Et si vous nous parliez de votre parcours musical ?
Je dirais que je suis venu dans la musique par rapport à une ambiance familiale avec mes frères et beaux-frères qui étaient de véritables mélomanes. Je me rappelle que chaque jour après le déjeuner, on sortait les baffles et l’électrophone, on mettait des disques pour écouter la musique. C’était l’époque où la musique latine, le rock et une certaine musique africaine dominaient avec des musiciens tels que Fela Kuti, King Sunny Ade, Hugues Massekela, Elvis Kemayo, des groupes comme le Xalam et le Bembeya Jazz National de la Guinée Conakry. La musique de cette époque mettait en exergue les cuivres qui ont toujours été importants dans la musique africaine. Quelques années plus tard, j’ai décidé d’arrêter mes études pour passer le concours pour accéder au conservatoire. Après avoir réussi au concours, je suis donc venu à Dakar où j’ai eu la chance d’être encadré par d’excellents professeurs de musique d’origine russe durant douze ans. C’est avec eux que j’ai fait ma première médaille de solfège, c'est-à-dire les sept clés.

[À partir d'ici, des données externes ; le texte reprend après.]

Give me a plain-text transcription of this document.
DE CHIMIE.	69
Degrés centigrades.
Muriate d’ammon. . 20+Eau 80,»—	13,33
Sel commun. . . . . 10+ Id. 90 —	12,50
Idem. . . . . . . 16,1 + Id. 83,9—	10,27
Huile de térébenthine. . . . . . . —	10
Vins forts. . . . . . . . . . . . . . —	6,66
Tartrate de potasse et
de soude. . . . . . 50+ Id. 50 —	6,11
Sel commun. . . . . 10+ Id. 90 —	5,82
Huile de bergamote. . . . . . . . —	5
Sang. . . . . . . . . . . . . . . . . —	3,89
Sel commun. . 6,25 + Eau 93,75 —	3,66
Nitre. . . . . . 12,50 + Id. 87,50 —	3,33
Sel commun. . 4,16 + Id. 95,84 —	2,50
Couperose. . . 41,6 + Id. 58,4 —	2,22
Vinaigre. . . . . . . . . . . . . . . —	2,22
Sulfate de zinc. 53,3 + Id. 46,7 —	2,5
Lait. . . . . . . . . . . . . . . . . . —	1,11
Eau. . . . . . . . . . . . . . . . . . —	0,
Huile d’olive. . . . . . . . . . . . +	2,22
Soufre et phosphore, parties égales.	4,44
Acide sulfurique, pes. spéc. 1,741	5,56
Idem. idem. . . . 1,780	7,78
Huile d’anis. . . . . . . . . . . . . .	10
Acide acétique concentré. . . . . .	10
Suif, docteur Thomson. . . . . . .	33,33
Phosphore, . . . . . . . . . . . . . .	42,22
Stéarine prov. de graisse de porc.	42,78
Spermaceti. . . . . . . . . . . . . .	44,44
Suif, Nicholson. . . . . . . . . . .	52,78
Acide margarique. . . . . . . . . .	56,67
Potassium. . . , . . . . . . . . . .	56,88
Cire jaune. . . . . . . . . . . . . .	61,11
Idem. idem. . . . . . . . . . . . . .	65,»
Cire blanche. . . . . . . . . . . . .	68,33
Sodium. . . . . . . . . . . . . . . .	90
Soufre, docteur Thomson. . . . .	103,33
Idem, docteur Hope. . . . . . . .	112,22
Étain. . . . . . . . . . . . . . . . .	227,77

Par la suite, on m’a mis en rapport avec Sam Sanders, un saxophoniste américain. J’ai travaillé avec ce grand musicien de jazz pendant trois ans pour faire mon prix d’excellence. Ensuite, j’ai eu à voyager en Europe, en Amérique Latine et aux USA. C’est à mon retour de tout ce long périple que j’ai été retenu comme professeur au conservatoire de Dakar où j’ai enseigné quatre années durant avant de me retirer pour vivre ma passion pour la musique. J’ai pratiquée aussi la musique latine avec de grands noms comme Laba Sosseh et Pape Fall. J’avais obtenu une bourse qui m’avait permis de voyager avec eux à La Havane. Mais au lieu de rester là-bas, j’ai préféré rentrer au Sénégal. A partir de ce moment, j’ai travaillé avec l’Orchestre national, des artistes comme Kiné Lam, Alioune Kassé, des orchestres de variété à Mbour... Cette aventure m’a beaucoup appris en expérience. Finalement, j’ai monté mon groupe pour produire mes albums sur fonds propres.
A quand date votre premier album ?
Ma première production, intitulée ''Niom'' est sortie en 2002. Ensuite, il y a eu les albums ''Teranga sénégalaise'', ''Afro-Cuba'' et ''Guissané''. Jusque-là, j’ai fait en tout quatre albums.
Parvenez-vous donc à vivre de la trompette, votre instrument de prédilection ?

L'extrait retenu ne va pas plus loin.